A spread from the hymnal used in the Vibrant Evangelical Church of Amganad in Banaue. Photo by KABEL MISKHA LIGOT
This discussion on our vernaculars isn’t new, nor is it a conversation that can be held in one sitting. This isn’t about sterilizing the soul of these languages that can’t be put into words, or separating them from the often highly-localized social spaces that we often cage them in. This is about letting those languages in and around us speak — not drowning them out. Let’s learn songs and riddles from our cousins and neighbors, let’s ask our grandparents and househelpers questions. Let’s add more languages to our bilingual children’s books. We’ll find that not only are these languages more accessible than we think, but also the small steps we can take towards amplifying them can be extremely simple.
In order to fully understand who we are as a people, we need to see beyond this rigid English/Filipino binary and treat these other languages more as voices, less as background noise. By doing so, we open ourselves to over 187 new ways of understanding ourselves: this isn’t about regional divisiveness or completely dismantling the large project we’ve begun on solidifying a national language. This is about reiterating our story to ourselves over and over again, with a new timbre in our voice in every repetition, rediscovering who we are each time.
In order to fully understand who we are as a people, we need to see beyond this rigid English/Filipino binary and treat these other languages more as voices, less as background noise. By doing so, we open ourselves to over 187 new ways of understanding ourselves.

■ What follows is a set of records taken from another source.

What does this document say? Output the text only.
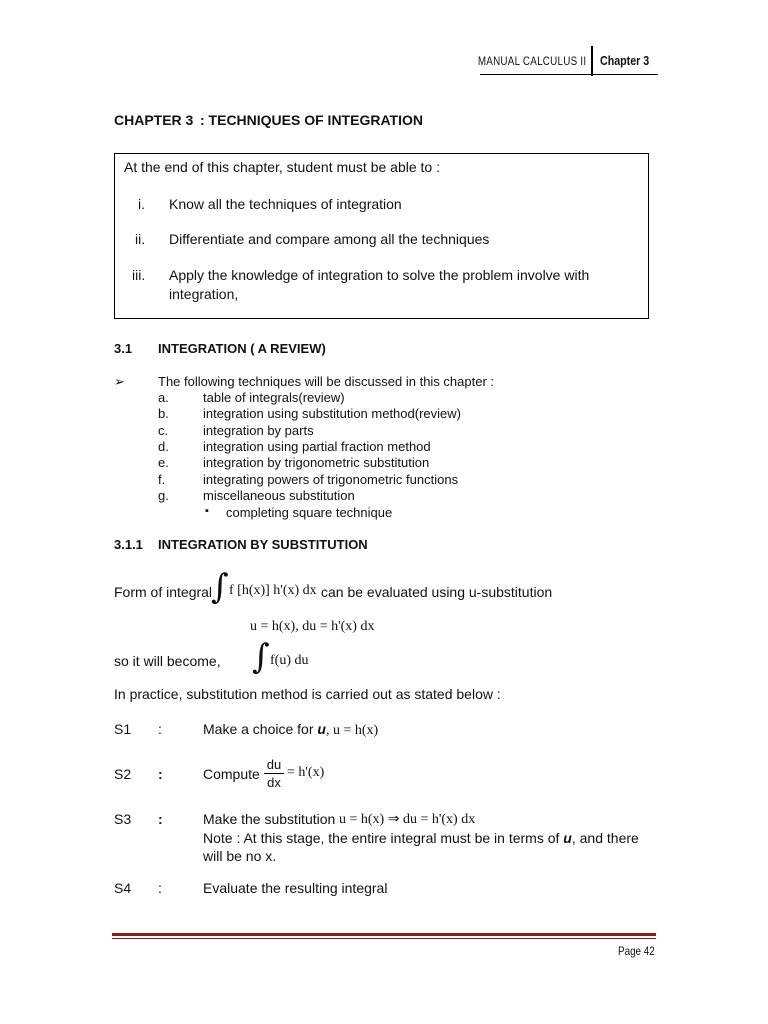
MANUAL CALCULUS II Chapter 3
CHAPTER 3 : TECHNIQUES OF INTEGRATION
At the end of this chapter, student must be able to :
i. Know all the techniques of integration
ii. Differentiate and compare among all the techniques
iii. Apply the knowledge of integration to solve the problem involve with
integration,
3.1 INTEGRATION ( A REVIEW)
➢	The following techniques will be discussed in this chapter :
a.	table of integrals(review)
b.	integration using substitution method(review)
c.	integration by parts
d.	integration using partial fraction method
e.	integration by trigonometric substitution
f.	integrating powers of trigonometric functions
g.	miscellaneous substitution
▪ completing square technique
3.1.1 INTEGRATION BY SUBSTITUTION
Form of integral
∫ f [h(x)] h'(x) dx can be evaluated using u-substitution
u = h(x), du = h'(x) dx
so it will become, ∫ f(u) du
In practice, substitution method is carried out as stated below :
S1 :	Make a choice for u, u = h(x)
S2 :	Compute
du
dx
= h'(x)
S3 :	Make the substitution u = h(x) ⇒ du = h'(x) dx
Note : At this stage, the entire integral must be in terms of u, and there
will be no x.
S4 :	Evaluate the resulting integral
Page 42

“The voices are different, yet they belong to one hand or one body,” Bobis writes in her collection. “And as such, the preferred language at any moment [is] not a conscious choice at all.” These voices we’ve treated as background noise have existed for thousands of years; all we have to do is listen. They are far from lost or dead, they just require our amplification. We must give them the leeway they fully deserve. And like a Bicolano poet in Australia, or the community in that small Ifugao church, perhaps a good number of us will be fortunate to find that these other voices have been in our mouths all along, existing alongside the voices we knew prior, ready to speak just as clearly.